Video recording: https://us02web.zoom.us/rec/share/-ArZjY1QxUMGGC55cIXD3rNcPhJEk1VzJ0axht4t5EGhLaH59nWP1gB93yAd8Ewe.LJHUz1Bh4H4brZCV

 

  1. Assign meeting lead and note taker.

@Felipe Montoya will lead and @Braden MacDonald and Otterbox AI will take notes.

  1. Greetings & introductions as needed.

  2. Updates from each org on the call - 2U, eduNEXT, OpenCraft, Raccoon Gang. What's new with your deployment(s)?

OpenCraft - @Gábor Boros opened a few Harmony PRs over the previous weeks, and most of them still need reviewers. Please review one if you’re interested.

Racoon Gang - @Maksim Sokolskiy mostly been on holidays. But they have worked on an interesting customization related to bulk processing of student answers. Tested on a big exam and further testing is in progress. Hoping to present to the community later this year. The issue they were trying to solve is that specialized exams that get a lot of students answering at the same time would overload the database.

Q from @Maksim Sokolskiy : is anyone familiar with AWS Aurora “parallel queries”? Wondering if it will help us with handling more simultaneous users.

→ seems like nobody on the call has experience with it.

eduNEXT - @Felipe Montoya : working on ElasticSearch issue but otherwise been mostly on holiday. @Jhony Avella we also had to apply one fix to the Harmony release workflow, as there was an issue where Helm comments are not compatible with the OCI repository. We got it fixed though and now it’s working again.

2U - @Adam Blackwell (Deactivated) has two announcements: (1) He is leaving 2U, and (2) 2U has open sourced their helm charts repo https://github.com/edx/helm-charts . It’s open source but not accepting contributions. Some pieces of this Helm chart don’t work well for Studio/LMS because of issues with codejail, but we hope to separate it in the future to run codejail separately. But it works well for other IDAs.

Q from @Felipe Montoya : if you deploy images using these helm charts, how do you build the images?

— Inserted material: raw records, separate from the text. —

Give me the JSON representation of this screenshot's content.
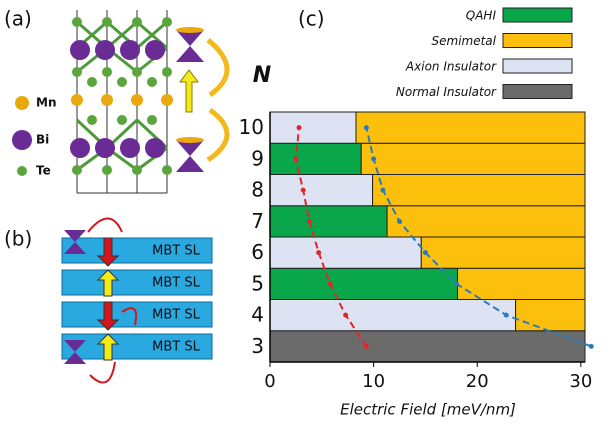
{
  "panels": {
    "a": {
      "label": "(a)",
      "atoms": [
        "Mn",
        "Bi",
        "Te"
      ]
    },
    "b": {
      "label": "(b)",
      "blocks": [
        "MBT SL",
        "MBT SL",
        "MBT SL",
        "MBT SL"
      ]
    }
  },
  "chart_data": {
    "type": "stacked_barh",
    "panel_label": "(c)",
    "y_label": "N",
    "x_label": "Electric Field [meV/nm]",
    "categories": [
      "3",
      "4",
      "5",
      "6",
      "7",
      "8",
      "9",
      "10"
    ],
    "series": [
      {
        "name": "QAHI",
        "color": "#0aa64a",
        "values": [
          0,
          0,
          18.1,
          0,
          11.3,
          0,
          8.8,
          0
        ]
      },
      {
        "name": "Semimetal",
        "color": "#fbbf0c",
        "values": [
          0,
          6.7,
          12.3,
          15.8,
          19.1,
          20.5,
          21.6,
          22.1
        ]
      },
      {
        "name": "Axion Insulator",
        "color": "#dde3f2",
        "values": [
          0,
          23.7,
          0,
          14.6,
          0,
          9.9,
          0,
          8.3
        ]
      },
      {
        "name": "Normal Insulator",
        "color": "#6b6b6b",
        "values": [
          30.4,
          0,
          0,
          0,
          0,
          0,
          0,
          0
        ]
      }
    ],
    "stack_order": [
      0,
      2,
      3,
      1
    ],
    "curves": [
      {
        "color": "#e0262b",
        "values": [
          9.3,
          7.3,
          5.8,
          4.7,
          3.8,
          3.2,
          2.5,
          2.8
        ]
      },
      {
        "color": "#2b7bb9",
        "values": [
          31.0,
          22.8,
          18.0,
          15.0,
          12.5,
          10.9,
          10.0,
          9.3
        ]
      }
    ],
    "xlim": [
      0,
      30.4
    ],
    "xticks": [
      0,
      10,
      20,
      30
    ]
  }
}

A: we used to use a simple GitHub actions pattern, but now we use Go CD primarily. We define a bunch of yaml code that says whenever a PR merges to any of the specified repos, it picks up the changes, builds a Dockerfile using Argo CD, then pushes that to ECR. We use a private dockerfile which wraps the public one and injects 2U-specific things like New Relic.

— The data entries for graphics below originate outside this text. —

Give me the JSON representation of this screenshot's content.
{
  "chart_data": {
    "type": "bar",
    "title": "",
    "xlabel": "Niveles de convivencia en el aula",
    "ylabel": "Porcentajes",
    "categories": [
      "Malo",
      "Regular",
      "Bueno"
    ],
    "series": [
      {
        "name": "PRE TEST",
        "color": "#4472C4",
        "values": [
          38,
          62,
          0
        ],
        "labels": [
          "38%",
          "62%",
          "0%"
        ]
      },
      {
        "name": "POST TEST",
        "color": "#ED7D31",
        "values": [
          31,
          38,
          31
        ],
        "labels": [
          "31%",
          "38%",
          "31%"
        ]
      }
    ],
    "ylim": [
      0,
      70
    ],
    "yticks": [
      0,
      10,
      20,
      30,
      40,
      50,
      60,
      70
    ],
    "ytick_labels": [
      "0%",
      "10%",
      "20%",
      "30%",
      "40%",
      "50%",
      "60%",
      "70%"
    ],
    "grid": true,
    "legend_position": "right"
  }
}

Matt Hughes will be joining instead of Adam in the future meetings of this group.

@Felipe Montoya Reminder for 2U SRE: there’s no expectations for contributions to the group in any specific way. We are interested just in sharing lessons learned from each other’s experience running large instances.

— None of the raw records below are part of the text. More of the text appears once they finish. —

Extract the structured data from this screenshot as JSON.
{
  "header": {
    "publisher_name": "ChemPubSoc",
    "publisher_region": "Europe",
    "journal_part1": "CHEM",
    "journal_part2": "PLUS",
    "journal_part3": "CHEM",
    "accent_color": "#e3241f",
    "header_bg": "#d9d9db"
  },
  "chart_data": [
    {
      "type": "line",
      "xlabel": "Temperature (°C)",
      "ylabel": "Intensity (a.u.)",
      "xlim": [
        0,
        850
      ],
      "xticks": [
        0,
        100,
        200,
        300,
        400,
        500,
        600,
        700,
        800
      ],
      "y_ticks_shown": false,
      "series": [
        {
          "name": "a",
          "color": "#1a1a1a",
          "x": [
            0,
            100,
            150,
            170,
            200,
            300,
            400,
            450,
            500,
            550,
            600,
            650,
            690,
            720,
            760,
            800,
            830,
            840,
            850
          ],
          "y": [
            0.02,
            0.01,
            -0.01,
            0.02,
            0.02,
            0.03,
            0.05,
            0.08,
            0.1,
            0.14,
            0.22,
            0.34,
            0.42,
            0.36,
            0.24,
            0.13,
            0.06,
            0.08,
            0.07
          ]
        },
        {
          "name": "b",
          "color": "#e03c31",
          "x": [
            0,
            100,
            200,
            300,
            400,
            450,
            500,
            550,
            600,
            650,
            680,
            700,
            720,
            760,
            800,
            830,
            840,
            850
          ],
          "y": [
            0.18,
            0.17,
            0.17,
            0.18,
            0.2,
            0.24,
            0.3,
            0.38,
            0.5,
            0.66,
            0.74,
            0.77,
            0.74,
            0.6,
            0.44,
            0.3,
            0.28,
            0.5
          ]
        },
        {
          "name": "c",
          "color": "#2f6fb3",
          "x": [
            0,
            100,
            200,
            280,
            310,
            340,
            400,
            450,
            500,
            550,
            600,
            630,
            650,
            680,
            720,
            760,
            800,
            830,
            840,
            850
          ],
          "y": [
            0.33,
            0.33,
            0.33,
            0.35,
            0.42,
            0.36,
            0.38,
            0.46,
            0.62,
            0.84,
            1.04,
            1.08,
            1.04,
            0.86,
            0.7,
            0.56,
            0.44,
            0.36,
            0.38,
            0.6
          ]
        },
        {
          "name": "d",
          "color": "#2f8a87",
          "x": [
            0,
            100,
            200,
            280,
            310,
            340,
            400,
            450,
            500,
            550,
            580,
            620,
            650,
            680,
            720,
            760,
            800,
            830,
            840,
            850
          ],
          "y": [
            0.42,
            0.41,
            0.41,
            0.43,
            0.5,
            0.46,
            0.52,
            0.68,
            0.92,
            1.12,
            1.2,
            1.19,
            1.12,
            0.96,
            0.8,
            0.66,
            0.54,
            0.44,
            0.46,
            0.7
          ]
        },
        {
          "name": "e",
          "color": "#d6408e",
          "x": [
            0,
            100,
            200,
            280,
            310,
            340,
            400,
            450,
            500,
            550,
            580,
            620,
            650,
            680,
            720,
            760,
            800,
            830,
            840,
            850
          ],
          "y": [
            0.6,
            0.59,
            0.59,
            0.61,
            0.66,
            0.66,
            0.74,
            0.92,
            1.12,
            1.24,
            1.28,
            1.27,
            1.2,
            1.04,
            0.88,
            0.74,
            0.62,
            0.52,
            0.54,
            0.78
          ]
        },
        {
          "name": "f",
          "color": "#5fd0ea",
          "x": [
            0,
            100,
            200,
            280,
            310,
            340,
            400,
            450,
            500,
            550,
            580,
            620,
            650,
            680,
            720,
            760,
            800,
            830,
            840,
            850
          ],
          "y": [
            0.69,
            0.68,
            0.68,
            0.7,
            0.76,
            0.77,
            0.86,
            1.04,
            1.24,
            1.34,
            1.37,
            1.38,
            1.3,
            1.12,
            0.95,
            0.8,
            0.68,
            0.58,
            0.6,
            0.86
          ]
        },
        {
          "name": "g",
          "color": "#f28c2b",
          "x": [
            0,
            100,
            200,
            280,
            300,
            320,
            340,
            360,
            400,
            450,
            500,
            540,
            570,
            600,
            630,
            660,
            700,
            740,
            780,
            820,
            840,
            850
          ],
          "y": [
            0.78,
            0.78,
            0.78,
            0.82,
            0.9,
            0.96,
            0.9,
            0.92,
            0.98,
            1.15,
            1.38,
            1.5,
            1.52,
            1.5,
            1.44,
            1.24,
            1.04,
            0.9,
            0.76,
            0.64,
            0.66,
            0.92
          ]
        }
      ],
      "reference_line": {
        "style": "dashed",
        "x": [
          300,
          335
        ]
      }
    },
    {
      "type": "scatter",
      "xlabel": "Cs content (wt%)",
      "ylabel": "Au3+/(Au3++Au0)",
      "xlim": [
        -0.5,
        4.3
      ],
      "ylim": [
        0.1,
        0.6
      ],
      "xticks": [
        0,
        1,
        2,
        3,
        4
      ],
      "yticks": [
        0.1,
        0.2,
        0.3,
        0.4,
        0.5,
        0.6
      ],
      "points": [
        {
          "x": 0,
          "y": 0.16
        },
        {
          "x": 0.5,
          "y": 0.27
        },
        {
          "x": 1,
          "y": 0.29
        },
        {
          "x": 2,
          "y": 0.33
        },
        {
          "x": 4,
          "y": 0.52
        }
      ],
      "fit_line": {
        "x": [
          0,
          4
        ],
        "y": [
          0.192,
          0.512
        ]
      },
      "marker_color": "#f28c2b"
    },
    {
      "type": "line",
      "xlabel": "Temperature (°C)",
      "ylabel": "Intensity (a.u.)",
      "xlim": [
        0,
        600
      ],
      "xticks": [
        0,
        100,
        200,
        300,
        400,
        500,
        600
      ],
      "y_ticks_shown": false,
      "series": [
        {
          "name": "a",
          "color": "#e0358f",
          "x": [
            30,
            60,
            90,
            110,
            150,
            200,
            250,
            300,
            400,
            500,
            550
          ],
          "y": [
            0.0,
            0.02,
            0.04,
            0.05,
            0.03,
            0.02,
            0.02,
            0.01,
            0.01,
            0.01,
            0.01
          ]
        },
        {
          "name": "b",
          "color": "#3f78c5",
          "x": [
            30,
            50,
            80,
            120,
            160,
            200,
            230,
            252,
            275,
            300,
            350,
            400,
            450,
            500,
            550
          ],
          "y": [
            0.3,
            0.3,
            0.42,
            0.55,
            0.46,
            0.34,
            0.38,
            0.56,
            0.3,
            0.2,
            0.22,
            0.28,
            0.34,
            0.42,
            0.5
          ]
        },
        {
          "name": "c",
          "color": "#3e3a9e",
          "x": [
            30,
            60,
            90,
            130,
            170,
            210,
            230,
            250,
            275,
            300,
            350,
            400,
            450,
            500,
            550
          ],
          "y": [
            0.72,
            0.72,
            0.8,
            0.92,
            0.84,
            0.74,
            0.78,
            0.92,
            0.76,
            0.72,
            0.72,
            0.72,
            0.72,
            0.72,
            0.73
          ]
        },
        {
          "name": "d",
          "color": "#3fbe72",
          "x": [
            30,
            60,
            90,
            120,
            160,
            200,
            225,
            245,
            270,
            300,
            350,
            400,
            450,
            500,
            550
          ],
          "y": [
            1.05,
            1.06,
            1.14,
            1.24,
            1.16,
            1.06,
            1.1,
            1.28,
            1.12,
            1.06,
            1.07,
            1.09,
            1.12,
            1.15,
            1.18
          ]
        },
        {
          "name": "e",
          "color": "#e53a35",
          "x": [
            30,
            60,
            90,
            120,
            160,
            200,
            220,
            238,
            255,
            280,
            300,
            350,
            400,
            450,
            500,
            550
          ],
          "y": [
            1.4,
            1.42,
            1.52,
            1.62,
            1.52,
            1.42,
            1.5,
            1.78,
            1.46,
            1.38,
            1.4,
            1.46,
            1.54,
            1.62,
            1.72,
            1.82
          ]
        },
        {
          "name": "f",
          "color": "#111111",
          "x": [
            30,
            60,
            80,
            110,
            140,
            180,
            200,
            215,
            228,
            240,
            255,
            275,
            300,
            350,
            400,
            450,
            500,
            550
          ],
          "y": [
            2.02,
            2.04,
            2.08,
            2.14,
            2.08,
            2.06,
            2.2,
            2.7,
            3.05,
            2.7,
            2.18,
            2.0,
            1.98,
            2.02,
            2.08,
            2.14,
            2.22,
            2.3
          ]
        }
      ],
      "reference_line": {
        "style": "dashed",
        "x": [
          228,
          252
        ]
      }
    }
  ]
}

  1. Harmony project updates: Review list of PRs and issues, and assign anything un-assigned.

There are four open PRs: https://github.com/openedx/openedx-k8s-harmony/pulls

@Maksim Sokolskiy will ask his team to review the Velero chart.

@Adam Blackwell (Deactivated) Related to the OpenFAAS PR, the has functionality for cron jobs, and it can spin up jobs that have the same environment as a given IDA. Asked about how OpenCraft uses it - which @Gábor Boros said includes monitoring PRs to spin up sandboxes, collecting metrics, and other things.

  1. Open discussion/questions, if any.